I media divulgano la notizia; le istituzioni manifestano un formale cordoglio; i sindacati esprimono pareri; la procura indaga.

Ma, all’indomani dell’incidente, in tutti i cantieri della città, nessuna manifestazione di popolare indignazione, nessuna protesta, nessuno sciopero. I lavori proseguono, come animati da una operosità che si potrebbe intendere quale espressione di una dedizione professionale e di una coscienza civile e popolare che, seppur indignata, riesce a calibrare le proprie reazioni.

Eppure, circa due settimane prima, in una delle tante anonime notti di un quartiere della periferia urbana, tre ragazzi in corsa su uno scooter non si fermano all’alt dei carabinieri e un proiettile esploso uccide uno dei tre. L’evento scatena una immediata reazione popolare, i media si avventano sulla notizia. Pochi giorni dopo, uno dei tanti cortei spontanei arriva presso una delle Caserme della zona centrale e costringe un Comandante Provinciale dell’Arma a togliere il cappello come gesto di cordoglio per il minorenne morto.

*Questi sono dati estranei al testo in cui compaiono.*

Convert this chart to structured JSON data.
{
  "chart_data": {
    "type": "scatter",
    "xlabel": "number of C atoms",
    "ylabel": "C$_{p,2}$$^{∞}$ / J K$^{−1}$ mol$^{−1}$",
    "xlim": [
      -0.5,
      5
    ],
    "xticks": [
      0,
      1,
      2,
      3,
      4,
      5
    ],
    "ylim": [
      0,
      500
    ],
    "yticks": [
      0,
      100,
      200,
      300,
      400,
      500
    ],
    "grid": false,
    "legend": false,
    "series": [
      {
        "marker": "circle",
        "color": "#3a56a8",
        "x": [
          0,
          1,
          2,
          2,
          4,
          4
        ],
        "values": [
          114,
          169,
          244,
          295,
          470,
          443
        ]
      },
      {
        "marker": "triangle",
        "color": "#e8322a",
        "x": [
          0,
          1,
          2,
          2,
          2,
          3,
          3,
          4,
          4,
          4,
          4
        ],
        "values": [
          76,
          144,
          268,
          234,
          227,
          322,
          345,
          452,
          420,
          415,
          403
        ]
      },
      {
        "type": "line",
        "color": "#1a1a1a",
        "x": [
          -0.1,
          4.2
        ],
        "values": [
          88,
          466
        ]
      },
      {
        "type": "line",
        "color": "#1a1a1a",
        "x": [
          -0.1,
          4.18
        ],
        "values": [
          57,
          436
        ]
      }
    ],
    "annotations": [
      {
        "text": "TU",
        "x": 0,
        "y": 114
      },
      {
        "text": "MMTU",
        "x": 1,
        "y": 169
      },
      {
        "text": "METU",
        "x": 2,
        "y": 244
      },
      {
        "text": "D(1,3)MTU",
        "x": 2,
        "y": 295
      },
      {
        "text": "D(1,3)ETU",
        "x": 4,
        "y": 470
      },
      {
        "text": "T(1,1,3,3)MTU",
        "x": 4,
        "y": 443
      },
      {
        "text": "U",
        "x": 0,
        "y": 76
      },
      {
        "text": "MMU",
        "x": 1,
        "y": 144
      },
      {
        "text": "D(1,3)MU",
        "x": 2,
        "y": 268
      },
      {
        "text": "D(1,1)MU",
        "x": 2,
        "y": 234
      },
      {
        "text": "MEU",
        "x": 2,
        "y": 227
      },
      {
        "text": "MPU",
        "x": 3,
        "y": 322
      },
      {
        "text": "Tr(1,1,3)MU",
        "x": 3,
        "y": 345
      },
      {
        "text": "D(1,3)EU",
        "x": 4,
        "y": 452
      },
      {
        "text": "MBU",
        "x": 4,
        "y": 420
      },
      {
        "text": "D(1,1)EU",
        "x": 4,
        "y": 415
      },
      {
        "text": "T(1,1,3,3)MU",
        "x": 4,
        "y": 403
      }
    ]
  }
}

La storia dell’ operaio di quarantuno anni, morto per la caduta dall’impalcatura e la storia dello studente  diciassettenne, ferito a morte da un carabiniere, sembrerebbero non avere niente in comune. Forse è più semplice reagire ad un carabiniere che, in una “tragica notte di periferia” spara e uccide un ragazzo, in uno dei tanti quartieri disastrati di Napoli (e di altre malandate città italiane) rappresentati e abusati dai media, in nome di una visione manichea che contrappone Stato e anti-Stato, società civile e casta, autoctoni ed extracomunitari. Risulta magari difficile partecipare e reagire, palesemente e in modo inequivocabile, all’incidente che, un sabato pomeriggio qualsiasi, uccide un uomo mentre sta lavorando.

In uno scenario nazionale di precariato non solo lavorativo, l’esercizio di lucidità può essere sostenuto soltanto in modo intermittente o quando diviene inevitabilmente necessario.

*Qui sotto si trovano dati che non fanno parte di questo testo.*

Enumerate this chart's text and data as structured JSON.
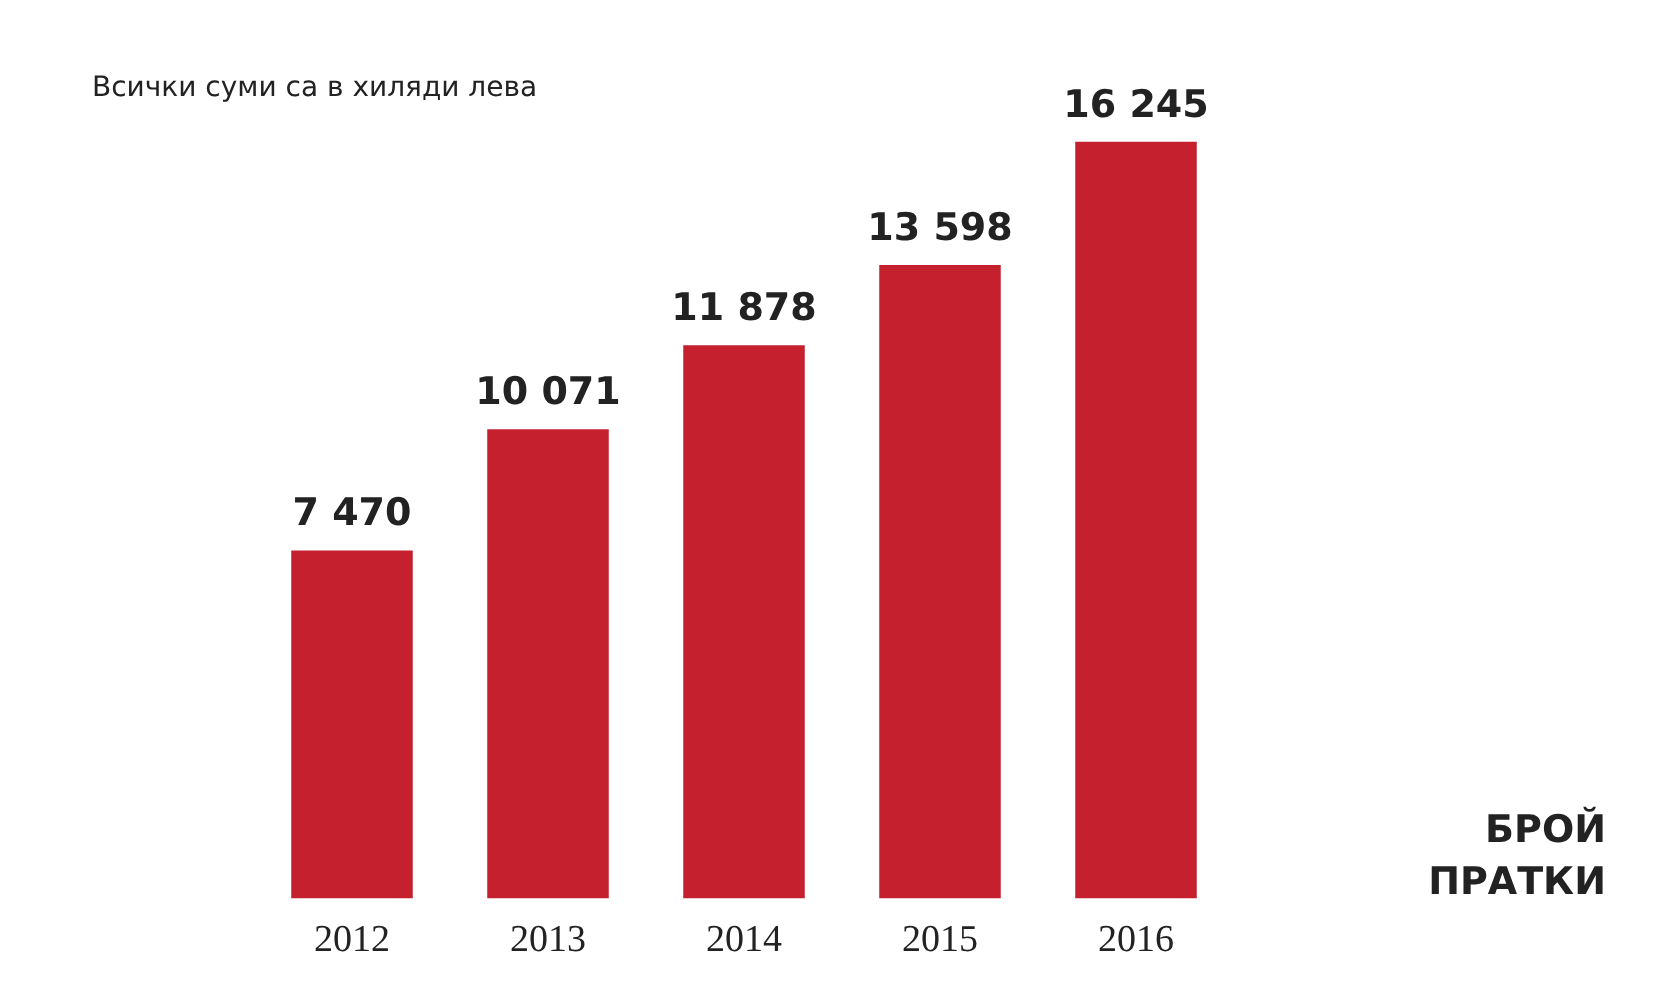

Negli ultimi giorni, spazi televisivi e  social networks sono coinvolti nel dibattito sul testo base sulla riforma del lavoro, seduttivamente definito Jobs Act, e si riattiva la mediatica contrapposizione tra governo e sindacati che programmanouna pubblica espressione di dolore per altre quattro morti sul lavoro avvenute lo scorso 22 Settembre, presso un’azienda per lo smaltimento dei rifiuti speciali in provincia di Rovigo. Le morti sui luoghi di lavoro sono una vera e propria piaga sociale in Italia, ma questo non basta per suscitare l’immediata e organizzata reazione di altri cittadini che continuano a lavorare, nella più totale assenza dei minimi requisiti di sicurezza. Non basta a provocare lo sdegno pubblico delle madri che sanno in quali condizioni di pericolo i figli – i figli propri e i figli di altri madri –lavorino ma che, nella generale assuefazione a quelle logiche dell’incertezza imposte dalla attuale era bio-capitalistica, non possono pubblicamente insorgere.

Perché sei solo? Dove sono i compagni, quelli con cui sei partito per cercare fatica? (…) Dov’è? Dov’ è la gente di questo paese? che ha lasciato un figlio in preda ai lupi … morire così … Si può morire ancora così coperti dal ferro traditore?” recita Antonella Romano, sul testo drammaturgico “Mater Dolorosa” di Massimo Andrei. E’ la video-installazione “La Sposa Madre” – coraggiosamente realizzata nel 2013 dall’artista Roxy in the box nella Cappella San Severo di Napoli (http://www.roxyinthebox.it/portfolio/prova-installazione/) – dove il dolore di una madre, per la morte sul lavoro del proprio figlio, viene simbolicamente innestato sulla rappresentazione della sofferenza del corpo morto del Cristo.

 

 

Nelle dimensioni info-mediatiche di trincea contro lo Stato e le forze dell’ordine, in uno dei tanti quartieri di periferia, la morte di un figlio sotto i colpi di un carabiniere sembra distinguersi dalle morti di altri figli uccisi dalle faide interne alla criminalità organizzata. Perché non è accettabile che i propri figli siano uccisi da chi dovrebbe garantire l’ordine e la sicurezza. Ma forse si è costretti ad accettare la morte dei figli sui luoghi di lavoro, in questo nostro paese che ha smarrito il senso della pietà, o della vergogna. Lo stesso identico paese, infondo, che ispirò Pasolini per la sua dolorosa “Ballata delle madri”, la cui terribile chiusura continua, tragicamente, a descrivere tutti noi.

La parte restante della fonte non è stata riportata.